图2 在10公里深度的应变率第二不变量的四个演化阶段。黑色箭头指示7个主要的大型剪切带(SZ),这些剪切带可以分别与青藏地区的断裂依次相对应为:SZ1-Sagaing断裂,SZ2-红河断裂,SZ3-鲜水河-小江断裂,SZ4-龙门山断裂,SZ5-昆仑断裂,SZ6-嘉黎断裂,SZ7-阿尔金(或海原)断裂
图3 参考模型的粘度分布图。绿色为应变集中带(指示了断层),白色箭头为速度流场
“理解岩石圈垂向上的流变特性变化”是构造学未来5个挑战和机遇之一(Huntington and Klepeis, 2018, Understanding variations in rheology throughout the lithosphere:Grand Challenge 2)。这项研究工作的主要科学意义在于:模拟证明岩石圈垂向上的流变特性变化可以同时解释集中变形和弥散变形两种变形状态,下地壳流变性质控制了上地壳的应变集中。

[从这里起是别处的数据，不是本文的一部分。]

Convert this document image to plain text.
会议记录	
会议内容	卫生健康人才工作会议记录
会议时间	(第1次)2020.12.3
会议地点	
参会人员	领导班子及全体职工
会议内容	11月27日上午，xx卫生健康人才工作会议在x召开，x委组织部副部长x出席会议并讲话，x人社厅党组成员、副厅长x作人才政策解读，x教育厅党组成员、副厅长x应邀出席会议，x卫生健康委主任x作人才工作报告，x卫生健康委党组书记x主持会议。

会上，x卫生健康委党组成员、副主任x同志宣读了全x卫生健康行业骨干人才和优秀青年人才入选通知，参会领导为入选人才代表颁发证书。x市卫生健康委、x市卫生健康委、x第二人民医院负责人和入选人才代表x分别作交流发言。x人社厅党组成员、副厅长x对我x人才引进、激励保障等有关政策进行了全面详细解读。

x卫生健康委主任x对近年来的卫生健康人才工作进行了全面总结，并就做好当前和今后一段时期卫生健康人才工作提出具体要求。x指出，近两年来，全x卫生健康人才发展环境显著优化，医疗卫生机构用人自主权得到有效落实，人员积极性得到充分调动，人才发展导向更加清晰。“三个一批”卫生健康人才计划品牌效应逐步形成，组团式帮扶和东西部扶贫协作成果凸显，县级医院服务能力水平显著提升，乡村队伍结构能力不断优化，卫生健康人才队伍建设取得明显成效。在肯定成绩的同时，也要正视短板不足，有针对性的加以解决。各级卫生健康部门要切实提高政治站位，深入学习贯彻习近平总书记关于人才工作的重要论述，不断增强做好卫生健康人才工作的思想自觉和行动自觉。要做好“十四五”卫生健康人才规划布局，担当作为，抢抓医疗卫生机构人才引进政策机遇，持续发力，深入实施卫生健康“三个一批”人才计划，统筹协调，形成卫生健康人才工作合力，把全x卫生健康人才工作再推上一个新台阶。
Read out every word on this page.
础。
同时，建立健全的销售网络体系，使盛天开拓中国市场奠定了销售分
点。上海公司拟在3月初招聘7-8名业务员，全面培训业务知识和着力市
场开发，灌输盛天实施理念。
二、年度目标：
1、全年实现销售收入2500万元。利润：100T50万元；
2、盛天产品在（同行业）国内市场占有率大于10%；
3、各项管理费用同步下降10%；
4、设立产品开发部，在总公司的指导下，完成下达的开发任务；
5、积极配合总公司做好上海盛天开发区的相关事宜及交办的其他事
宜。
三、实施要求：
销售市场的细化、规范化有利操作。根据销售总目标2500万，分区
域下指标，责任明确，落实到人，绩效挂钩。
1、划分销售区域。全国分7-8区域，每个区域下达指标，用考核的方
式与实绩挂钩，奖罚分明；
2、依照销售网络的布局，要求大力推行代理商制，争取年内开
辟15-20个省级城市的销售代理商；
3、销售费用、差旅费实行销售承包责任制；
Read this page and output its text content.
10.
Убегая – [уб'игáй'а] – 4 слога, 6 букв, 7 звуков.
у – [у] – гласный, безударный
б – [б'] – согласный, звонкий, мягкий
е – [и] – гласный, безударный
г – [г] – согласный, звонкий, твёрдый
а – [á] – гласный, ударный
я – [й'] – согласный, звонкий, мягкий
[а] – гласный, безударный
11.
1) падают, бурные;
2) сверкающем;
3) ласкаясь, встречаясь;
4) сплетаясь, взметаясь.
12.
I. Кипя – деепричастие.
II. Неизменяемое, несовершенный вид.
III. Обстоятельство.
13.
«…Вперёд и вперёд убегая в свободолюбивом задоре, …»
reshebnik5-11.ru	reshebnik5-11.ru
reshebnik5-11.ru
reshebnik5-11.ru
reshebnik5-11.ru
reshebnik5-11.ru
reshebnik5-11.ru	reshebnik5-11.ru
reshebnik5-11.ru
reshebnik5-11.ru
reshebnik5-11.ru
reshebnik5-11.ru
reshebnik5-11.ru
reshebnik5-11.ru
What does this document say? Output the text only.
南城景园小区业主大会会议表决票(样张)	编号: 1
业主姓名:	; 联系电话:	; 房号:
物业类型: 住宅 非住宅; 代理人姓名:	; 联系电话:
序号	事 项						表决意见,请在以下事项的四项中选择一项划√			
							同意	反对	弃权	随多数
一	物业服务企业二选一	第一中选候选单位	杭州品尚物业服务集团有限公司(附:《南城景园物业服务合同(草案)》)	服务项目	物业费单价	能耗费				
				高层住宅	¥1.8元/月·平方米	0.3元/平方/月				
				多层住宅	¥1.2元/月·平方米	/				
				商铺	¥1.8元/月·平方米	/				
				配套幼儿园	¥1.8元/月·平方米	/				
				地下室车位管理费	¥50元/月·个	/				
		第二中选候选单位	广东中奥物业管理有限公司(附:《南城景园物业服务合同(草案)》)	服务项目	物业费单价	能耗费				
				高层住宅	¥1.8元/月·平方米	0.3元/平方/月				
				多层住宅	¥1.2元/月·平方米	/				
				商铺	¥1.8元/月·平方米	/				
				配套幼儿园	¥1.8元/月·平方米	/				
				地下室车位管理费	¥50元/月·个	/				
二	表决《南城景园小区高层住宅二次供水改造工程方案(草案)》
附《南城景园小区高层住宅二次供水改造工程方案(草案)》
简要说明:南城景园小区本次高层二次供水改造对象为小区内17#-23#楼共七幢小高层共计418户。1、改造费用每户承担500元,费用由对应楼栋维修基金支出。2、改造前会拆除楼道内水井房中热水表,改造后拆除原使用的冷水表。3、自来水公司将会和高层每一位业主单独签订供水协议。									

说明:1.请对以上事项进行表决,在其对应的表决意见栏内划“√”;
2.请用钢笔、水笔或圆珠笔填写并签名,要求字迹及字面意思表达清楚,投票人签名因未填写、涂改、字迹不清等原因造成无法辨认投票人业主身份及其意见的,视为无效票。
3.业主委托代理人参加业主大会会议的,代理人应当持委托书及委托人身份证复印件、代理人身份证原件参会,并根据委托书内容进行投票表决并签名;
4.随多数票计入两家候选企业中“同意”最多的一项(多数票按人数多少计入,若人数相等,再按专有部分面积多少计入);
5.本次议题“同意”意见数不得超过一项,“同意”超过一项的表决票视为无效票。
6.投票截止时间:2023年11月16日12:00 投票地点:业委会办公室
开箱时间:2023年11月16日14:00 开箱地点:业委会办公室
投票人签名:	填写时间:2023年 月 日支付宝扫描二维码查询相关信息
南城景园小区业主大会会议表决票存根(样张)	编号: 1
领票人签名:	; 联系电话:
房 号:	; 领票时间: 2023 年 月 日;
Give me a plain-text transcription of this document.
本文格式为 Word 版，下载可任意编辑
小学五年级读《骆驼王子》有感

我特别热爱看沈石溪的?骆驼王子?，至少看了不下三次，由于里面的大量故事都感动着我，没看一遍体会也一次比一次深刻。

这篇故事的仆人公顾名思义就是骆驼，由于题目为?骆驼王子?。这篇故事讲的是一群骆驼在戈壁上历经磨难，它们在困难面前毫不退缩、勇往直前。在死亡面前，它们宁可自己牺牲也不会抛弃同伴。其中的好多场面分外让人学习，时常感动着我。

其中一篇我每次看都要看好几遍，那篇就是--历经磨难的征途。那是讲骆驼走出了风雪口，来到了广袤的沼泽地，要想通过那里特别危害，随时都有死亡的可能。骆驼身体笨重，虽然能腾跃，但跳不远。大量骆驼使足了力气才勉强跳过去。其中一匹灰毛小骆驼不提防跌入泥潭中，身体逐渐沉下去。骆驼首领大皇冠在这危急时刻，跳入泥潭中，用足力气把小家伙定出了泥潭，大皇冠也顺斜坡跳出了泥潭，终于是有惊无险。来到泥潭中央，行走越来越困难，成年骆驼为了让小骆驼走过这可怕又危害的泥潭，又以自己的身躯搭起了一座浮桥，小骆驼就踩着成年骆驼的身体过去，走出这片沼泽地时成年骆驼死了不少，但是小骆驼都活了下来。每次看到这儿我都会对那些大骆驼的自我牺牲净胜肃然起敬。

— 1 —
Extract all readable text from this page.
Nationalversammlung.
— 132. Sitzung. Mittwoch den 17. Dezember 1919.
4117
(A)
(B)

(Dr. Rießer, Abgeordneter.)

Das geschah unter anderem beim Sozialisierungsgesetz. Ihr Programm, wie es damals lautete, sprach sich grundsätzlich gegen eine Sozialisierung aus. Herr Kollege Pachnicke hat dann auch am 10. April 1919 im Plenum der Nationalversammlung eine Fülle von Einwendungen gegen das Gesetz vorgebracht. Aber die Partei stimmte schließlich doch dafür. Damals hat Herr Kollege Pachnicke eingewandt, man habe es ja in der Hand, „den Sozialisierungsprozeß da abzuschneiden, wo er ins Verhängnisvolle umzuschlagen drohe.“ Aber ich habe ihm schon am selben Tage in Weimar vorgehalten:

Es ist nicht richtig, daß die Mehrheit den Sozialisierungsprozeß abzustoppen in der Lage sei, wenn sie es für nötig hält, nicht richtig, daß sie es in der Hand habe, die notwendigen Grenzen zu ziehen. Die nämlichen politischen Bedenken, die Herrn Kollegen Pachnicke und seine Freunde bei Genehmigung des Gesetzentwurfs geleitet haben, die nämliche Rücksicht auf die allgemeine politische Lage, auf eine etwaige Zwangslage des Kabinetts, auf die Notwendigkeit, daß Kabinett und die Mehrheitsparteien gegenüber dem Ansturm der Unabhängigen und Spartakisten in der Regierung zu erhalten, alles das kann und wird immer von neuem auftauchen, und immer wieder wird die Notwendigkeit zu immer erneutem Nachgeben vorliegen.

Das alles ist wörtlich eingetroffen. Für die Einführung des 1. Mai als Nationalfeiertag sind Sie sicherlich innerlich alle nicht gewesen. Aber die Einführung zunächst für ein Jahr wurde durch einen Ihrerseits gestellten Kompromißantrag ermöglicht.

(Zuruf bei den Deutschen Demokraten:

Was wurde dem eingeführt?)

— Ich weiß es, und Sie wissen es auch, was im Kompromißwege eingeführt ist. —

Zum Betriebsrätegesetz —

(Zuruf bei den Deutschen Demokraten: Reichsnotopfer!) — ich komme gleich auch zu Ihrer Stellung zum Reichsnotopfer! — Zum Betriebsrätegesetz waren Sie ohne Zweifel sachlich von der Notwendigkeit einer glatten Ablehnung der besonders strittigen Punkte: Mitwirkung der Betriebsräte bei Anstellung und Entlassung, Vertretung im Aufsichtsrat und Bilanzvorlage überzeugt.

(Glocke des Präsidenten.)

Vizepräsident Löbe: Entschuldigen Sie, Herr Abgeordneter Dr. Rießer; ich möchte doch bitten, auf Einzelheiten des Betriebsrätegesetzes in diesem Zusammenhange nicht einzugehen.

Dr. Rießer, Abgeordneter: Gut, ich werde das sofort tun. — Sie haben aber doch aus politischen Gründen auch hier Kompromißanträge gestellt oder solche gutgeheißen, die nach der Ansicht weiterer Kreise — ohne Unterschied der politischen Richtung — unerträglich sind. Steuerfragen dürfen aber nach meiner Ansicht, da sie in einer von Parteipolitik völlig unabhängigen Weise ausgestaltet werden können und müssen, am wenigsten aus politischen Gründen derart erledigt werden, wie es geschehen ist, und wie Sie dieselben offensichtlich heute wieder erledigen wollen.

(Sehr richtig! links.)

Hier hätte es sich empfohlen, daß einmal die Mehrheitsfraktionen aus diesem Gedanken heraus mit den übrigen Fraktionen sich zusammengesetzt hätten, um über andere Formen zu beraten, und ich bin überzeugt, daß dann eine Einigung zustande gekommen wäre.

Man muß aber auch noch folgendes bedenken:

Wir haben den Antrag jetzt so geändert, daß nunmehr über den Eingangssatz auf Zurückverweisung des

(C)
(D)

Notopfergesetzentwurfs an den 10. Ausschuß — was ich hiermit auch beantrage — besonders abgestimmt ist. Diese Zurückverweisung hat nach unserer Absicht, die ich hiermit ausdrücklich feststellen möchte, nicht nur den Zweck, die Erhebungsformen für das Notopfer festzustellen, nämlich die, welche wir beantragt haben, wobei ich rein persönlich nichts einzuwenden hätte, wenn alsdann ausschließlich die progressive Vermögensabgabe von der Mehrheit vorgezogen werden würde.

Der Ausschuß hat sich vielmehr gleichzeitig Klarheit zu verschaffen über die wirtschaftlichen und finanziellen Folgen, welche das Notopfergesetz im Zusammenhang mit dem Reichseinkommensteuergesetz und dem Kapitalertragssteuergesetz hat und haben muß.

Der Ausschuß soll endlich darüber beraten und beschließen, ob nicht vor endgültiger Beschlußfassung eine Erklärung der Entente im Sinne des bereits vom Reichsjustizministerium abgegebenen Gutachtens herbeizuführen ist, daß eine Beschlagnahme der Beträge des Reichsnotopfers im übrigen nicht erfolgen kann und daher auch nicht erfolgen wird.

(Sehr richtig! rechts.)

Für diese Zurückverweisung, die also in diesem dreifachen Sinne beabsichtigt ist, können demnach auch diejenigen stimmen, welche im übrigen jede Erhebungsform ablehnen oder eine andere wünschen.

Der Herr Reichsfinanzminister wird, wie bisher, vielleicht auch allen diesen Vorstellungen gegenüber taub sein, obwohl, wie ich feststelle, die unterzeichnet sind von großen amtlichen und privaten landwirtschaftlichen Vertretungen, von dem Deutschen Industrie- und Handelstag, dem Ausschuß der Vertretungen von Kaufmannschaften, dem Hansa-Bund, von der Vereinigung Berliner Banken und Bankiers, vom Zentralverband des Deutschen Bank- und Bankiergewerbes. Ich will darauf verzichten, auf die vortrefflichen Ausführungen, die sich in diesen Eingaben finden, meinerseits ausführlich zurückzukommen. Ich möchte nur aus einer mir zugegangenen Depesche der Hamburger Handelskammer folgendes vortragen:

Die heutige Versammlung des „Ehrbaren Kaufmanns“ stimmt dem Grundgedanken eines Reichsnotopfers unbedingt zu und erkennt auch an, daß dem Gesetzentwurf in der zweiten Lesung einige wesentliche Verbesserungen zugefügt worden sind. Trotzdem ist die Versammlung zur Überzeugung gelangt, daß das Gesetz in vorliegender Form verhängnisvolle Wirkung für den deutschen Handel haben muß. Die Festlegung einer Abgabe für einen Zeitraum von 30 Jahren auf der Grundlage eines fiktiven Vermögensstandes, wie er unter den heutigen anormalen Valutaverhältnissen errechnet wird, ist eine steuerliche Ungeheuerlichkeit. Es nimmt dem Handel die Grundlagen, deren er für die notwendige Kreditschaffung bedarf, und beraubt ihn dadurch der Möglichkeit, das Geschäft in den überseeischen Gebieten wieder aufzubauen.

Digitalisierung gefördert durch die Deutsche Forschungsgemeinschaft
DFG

研究成果发表于国际权威学术期刊Geophysical Research Letters。(Yang J, Kaus B, Li Y, Leloup P, Popov A, Lu G, Wang K, Zhao L*. Lower crustal rheology controls the development of large offset strike-slip faults during the Himalayan-Tibetan orogeny [J]. Geophysical Research Letters, 2020, 47: e2020GL089435. DOI:10.1029/2020GL089435)(原文链接)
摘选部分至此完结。